Motion information is a central part of our visual experience. This is reflected in observers' high sensitivity to motion; under ideal circumstances, we can reliably discriminate motion stimuli that are displaced by only a few arc seconds (Nakayama & Silverman,
1985) or presented for a few milliseconds (Lappin, Tadin, Nyquist, & Corn,
2009). However, motion information is used for purposes other than motion perception per se (Nakayama,
1985). It can contribute to a wide range of brain functions, including the generation of tracking eye movements, altering hand movements, controlling posture, aiding in figure-ground segmentation, and calculating three-dimensional structure (Born, Groh, Zhao, & Lukasewycz,
2000; Bradley, Chang, & Andersen,
1998; Lisberger, Morris, & Tychsen,
1987; Nakayama,
1985; Saijo, Murakami, Nishida, & Gomi,
2005).
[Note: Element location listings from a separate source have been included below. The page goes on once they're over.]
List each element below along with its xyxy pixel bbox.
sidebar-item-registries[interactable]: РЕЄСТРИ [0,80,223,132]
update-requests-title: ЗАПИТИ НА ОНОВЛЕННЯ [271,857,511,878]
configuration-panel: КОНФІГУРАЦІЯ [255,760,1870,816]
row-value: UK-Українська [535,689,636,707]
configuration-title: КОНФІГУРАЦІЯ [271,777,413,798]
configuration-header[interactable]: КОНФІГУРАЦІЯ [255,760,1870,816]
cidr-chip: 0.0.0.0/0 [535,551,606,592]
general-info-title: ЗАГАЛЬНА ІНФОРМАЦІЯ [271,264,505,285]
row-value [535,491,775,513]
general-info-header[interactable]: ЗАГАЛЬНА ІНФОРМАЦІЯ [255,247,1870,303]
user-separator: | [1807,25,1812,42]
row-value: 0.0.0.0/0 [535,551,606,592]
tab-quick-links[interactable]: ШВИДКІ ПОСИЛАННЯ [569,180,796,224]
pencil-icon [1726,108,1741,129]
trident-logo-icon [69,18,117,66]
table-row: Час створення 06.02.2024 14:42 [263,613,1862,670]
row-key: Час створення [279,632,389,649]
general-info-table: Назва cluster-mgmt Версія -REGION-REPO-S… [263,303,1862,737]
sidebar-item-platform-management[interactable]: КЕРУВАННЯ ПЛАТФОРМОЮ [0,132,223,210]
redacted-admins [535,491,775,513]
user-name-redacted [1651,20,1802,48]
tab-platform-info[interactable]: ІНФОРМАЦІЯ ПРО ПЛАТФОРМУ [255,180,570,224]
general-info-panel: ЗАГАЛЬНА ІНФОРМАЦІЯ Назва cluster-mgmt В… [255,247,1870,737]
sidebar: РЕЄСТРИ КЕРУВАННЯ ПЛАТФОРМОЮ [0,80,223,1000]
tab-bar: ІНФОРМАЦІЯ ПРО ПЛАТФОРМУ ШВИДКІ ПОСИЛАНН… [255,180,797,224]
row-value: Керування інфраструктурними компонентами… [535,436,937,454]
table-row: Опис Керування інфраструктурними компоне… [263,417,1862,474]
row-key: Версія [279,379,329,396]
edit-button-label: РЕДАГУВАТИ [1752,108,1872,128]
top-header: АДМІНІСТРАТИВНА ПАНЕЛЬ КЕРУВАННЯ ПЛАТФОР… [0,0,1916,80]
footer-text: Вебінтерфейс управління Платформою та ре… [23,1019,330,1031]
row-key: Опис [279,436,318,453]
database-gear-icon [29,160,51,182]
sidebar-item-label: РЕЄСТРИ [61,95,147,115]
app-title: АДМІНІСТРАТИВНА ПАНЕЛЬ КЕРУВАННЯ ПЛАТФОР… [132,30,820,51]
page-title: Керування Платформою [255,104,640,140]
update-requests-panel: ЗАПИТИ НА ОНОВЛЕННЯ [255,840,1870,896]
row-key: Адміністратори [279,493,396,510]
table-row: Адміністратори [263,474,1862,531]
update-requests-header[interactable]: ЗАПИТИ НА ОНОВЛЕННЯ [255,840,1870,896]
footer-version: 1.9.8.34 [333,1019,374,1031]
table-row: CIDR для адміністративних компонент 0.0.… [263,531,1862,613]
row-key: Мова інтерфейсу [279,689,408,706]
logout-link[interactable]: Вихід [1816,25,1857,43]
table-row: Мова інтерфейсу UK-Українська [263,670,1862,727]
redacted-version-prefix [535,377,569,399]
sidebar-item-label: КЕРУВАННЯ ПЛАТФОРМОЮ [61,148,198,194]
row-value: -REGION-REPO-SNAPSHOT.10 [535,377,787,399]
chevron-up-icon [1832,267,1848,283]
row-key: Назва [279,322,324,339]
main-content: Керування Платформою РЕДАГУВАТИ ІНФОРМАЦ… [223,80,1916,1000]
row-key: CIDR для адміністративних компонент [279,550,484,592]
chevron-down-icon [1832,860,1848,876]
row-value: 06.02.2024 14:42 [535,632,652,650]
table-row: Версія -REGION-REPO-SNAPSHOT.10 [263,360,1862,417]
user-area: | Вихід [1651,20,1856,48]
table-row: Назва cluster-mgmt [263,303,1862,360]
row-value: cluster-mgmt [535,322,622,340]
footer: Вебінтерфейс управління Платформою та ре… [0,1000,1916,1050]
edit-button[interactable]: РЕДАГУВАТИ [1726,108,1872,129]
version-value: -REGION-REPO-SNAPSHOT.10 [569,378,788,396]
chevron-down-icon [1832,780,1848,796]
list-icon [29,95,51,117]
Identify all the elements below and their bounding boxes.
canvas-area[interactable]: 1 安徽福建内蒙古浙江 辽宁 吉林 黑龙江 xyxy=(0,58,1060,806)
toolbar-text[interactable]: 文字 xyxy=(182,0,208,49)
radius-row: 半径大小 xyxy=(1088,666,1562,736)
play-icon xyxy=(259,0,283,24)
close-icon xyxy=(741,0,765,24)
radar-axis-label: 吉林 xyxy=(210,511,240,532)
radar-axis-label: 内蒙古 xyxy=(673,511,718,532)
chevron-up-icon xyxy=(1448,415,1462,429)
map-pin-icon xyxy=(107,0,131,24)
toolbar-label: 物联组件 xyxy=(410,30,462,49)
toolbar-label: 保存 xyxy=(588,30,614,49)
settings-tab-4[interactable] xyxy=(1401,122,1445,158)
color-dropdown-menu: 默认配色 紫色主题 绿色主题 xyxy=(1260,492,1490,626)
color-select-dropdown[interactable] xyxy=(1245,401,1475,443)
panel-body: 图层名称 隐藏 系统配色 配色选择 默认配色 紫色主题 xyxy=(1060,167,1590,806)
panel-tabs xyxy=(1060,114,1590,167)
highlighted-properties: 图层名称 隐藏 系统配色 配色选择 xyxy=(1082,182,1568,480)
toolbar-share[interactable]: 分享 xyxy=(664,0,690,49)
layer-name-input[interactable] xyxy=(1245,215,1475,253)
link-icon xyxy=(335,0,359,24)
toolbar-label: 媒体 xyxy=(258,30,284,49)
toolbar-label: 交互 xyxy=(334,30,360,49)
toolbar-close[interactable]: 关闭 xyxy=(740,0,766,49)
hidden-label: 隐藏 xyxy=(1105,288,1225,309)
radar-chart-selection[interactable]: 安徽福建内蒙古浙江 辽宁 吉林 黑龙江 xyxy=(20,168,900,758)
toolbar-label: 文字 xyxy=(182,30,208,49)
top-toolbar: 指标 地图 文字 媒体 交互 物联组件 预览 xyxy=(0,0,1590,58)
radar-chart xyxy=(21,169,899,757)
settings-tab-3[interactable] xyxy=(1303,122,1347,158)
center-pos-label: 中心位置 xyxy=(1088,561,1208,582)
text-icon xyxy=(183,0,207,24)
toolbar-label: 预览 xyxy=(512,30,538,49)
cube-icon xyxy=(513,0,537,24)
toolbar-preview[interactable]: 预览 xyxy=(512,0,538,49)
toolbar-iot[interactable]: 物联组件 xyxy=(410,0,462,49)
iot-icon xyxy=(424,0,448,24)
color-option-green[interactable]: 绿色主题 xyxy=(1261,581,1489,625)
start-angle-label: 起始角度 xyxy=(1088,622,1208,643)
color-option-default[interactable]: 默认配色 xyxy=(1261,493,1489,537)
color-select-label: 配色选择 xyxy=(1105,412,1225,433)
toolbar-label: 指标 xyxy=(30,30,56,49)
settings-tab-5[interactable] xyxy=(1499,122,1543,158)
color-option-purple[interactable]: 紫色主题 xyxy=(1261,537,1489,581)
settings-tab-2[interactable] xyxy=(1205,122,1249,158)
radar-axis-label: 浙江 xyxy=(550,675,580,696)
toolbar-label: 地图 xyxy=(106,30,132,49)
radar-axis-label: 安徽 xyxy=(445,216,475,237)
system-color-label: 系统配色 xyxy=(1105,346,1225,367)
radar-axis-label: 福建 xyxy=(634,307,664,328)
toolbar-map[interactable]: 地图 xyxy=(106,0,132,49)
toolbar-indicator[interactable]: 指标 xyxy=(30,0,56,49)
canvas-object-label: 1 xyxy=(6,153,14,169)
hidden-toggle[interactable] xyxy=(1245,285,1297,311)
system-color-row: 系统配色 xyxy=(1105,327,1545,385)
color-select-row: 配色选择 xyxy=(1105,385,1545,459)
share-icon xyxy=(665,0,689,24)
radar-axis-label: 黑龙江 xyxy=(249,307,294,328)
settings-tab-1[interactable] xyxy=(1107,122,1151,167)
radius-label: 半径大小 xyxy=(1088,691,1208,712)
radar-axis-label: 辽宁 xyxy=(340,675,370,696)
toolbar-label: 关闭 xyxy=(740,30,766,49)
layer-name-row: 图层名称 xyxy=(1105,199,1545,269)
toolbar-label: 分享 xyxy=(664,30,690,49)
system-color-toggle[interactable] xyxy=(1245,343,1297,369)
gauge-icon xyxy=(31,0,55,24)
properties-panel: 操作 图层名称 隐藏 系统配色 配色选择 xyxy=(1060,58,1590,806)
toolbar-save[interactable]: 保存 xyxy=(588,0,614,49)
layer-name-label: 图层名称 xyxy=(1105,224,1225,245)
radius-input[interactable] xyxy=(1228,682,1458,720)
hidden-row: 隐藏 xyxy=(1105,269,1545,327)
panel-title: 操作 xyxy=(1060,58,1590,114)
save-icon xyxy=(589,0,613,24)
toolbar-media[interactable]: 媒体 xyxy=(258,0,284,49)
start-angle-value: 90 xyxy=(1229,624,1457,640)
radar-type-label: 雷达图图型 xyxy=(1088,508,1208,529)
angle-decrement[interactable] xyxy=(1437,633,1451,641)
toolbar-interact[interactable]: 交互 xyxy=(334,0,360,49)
These brain functions have widely varying requirements and goals, suggesting that associated neural mechanisms likely have varying sensitivities that are matched to specific demands of different motion processes (Gomi, Abekawa, & Shimojo,
2013). Therefore, a stimulus that generates a weak or unreliable perceptual sensation of motion may nonetheless be quite suitable for another brain function.